At last, here is an easy-to-follow guide for identifying a real marriage that exposes the new imitations to be, well, imitations. Essential for the 321 million Americans who have a biological mother and father, this new guide includes stunningly accurate illustrations, important field marks and behaviors, plus expert advice on identification basics that will help readers judge for themselves: what is the definition of marriage? Compact and comprehensive, the Birdwatchers Guide To Marriage is an excellent choice for the married and not-so-married.

As any birder can tell you, sometimes the most obvious things are the hardest to see, and marriage is no exception. That’s why so many Americans are taking marriage back to its basics. Having now explored all the possibilities of what a marriage could be—straight or gay, permanent or temporary, sexual or asexual, monogamous or polygamous, adding or subtracting ad infinitum—we rediscovered an understanding of marriage that’s so old (no sexual technology, no operations, no Supreme Courts necessary!) it’s new again.
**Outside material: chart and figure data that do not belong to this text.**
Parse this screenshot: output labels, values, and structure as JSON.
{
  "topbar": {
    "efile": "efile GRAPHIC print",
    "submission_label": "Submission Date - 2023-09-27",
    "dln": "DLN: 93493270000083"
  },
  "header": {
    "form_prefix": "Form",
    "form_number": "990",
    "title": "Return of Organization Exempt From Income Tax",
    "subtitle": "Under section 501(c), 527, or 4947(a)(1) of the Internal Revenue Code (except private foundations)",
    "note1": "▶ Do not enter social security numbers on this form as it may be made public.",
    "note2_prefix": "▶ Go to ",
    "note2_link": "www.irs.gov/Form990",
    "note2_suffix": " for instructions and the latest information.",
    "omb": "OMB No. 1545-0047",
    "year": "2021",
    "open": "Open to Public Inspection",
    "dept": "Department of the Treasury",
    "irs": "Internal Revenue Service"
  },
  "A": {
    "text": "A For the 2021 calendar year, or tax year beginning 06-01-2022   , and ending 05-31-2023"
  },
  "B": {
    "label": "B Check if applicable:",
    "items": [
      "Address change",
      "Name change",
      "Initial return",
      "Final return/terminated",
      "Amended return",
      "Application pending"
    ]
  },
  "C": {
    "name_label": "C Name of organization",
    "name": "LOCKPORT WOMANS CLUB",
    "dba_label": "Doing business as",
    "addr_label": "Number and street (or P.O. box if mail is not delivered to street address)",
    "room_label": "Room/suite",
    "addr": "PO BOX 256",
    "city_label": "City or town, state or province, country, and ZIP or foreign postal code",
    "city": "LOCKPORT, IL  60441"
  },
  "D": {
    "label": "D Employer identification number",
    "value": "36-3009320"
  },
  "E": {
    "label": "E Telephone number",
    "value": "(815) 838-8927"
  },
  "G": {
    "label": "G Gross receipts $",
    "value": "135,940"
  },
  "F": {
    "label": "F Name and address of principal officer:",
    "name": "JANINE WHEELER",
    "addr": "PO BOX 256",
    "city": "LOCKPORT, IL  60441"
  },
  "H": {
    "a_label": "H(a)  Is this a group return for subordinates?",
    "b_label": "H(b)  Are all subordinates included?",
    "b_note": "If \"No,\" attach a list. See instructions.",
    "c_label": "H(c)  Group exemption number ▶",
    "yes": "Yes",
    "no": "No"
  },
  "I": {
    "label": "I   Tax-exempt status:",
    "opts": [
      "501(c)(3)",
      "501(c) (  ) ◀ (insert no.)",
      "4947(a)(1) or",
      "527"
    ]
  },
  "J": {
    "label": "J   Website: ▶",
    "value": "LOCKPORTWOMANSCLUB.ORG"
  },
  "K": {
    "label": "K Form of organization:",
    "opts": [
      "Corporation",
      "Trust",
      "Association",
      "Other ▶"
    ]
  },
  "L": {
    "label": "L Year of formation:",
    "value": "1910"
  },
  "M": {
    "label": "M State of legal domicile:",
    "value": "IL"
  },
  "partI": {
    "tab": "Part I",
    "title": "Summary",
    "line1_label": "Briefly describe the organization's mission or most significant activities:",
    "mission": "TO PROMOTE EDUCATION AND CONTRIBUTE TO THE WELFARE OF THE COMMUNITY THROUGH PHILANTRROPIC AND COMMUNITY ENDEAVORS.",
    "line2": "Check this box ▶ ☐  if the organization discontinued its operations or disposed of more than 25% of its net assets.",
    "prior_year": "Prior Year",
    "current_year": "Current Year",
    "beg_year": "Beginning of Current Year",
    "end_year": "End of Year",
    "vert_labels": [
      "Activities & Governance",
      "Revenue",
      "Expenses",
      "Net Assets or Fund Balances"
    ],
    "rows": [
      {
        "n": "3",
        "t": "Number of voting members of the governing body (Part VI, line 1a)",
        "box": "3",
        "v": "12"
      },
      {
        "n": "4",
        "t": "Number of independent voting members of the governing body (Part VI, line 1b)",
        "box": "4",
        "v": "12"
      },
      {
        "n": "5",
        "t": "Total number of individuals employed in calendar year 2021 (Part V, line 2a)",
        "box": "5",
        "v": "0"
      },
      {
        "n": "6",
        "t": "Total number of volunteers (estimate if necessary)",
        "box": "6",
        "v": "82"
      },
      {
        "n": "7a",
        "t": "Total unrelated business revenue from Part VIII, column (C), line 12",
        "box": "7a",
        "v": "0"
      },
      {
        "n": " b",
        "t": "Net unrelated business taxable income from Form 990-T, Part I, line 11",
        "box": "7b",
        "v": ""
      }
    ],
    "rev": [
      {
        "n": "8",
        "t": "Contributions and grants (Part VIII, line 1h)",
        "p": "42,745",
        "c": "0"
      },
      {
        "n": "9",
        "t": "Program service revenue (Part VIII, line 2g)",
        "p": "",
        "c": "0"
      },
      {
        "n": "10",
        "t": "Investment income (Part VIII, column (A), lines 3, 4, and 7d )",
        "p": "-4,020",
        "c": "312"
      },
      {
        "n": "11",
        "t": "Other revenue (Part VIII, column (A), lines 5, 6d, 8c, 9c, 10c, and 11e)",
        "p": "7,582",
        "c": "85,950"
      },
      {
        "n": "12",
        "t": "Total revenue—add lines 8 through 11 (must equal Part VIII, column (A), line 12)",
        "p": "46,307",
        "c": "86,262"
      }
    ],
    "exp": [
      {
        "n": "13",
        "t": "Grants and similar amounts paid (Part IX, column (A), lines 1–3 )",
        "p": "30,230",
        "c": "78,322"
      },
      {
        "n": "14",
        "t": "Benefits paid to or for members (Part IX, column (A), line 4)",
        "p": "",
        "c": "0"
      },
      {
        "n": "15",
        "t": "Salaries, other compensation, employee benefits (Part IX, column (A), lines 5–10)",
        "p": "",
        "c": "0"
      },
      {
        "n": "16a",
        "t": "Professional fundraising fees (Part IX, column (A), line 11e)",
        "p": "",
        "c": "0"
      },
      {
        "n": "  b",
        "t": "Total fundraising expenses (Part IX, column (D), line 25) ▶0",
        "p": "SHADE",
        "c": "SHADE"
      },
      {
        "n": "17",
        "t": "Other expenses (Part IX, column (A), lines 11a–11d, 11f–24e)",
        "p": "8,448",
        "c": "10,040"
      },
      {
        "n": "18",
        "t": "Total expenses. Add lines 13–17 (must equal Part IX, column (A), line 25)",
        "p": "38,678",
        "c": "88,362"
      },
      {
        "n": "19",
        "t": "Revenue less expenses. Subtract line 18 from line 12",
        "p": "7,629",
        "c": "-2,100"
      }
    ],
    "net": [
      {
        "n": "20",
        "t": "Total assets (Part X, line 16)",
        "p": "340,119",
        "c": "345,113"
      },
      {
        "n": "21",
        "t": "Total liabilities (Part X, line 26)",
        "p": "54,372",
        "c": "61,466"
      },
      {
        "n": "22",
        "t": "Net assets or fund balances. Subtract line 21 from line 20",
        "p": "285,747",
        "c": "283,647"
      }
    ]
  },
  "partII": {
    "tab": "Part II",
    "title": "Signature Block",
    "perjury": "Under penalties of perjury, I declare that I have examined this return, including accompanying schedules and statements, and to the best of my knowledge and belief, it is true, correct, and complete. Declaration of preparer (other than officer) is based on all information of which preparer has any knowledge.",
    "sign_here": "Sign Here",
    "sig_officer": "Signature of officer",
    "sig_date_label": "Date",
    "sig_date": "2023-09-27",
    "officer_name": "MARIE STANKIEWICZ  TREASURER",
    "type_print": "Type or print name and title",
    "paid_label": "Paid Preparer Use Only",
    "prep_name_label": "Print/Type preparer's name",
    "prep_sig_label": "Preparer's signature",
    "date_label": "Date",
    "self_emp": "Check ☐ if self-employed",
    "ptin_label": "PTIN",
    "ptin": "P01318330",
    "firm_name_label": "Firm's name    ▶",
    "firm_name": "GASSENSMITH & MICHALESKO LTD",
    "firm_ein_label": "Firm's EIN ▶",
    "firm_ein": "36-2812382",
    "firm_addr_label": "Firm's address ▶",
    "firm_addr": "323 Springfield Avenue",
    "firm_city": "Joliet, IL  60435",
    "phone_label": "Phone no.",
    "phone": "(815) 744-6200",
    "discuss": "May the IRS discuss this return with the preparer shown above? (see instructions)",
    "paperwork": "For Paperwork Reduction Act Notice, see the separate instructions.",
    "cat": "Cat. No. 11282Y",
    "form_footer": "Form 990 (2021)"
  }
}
Pull Out Your Binoculars: Two Views
Whether you’re new to birding or a seasoned expert, it’s safe to say that everyone believes in marriage equality: we believe government should treat all marriages equally. What we might disagree about is what marriage is. Ken Myers, host of the Mars Hill Audio Journal, has observed that when a government takes steps to protect or preserve or prevent some activity or condition, it must first be able to define the thing in question. So when a government decides to protect wetlands, for example, it must first define what a wetland is, what qualifies a certain space to be a “wetland.” So also with marriage. If a government should provide public support for marriage, that government must have some agreed upon definition of what marriage is.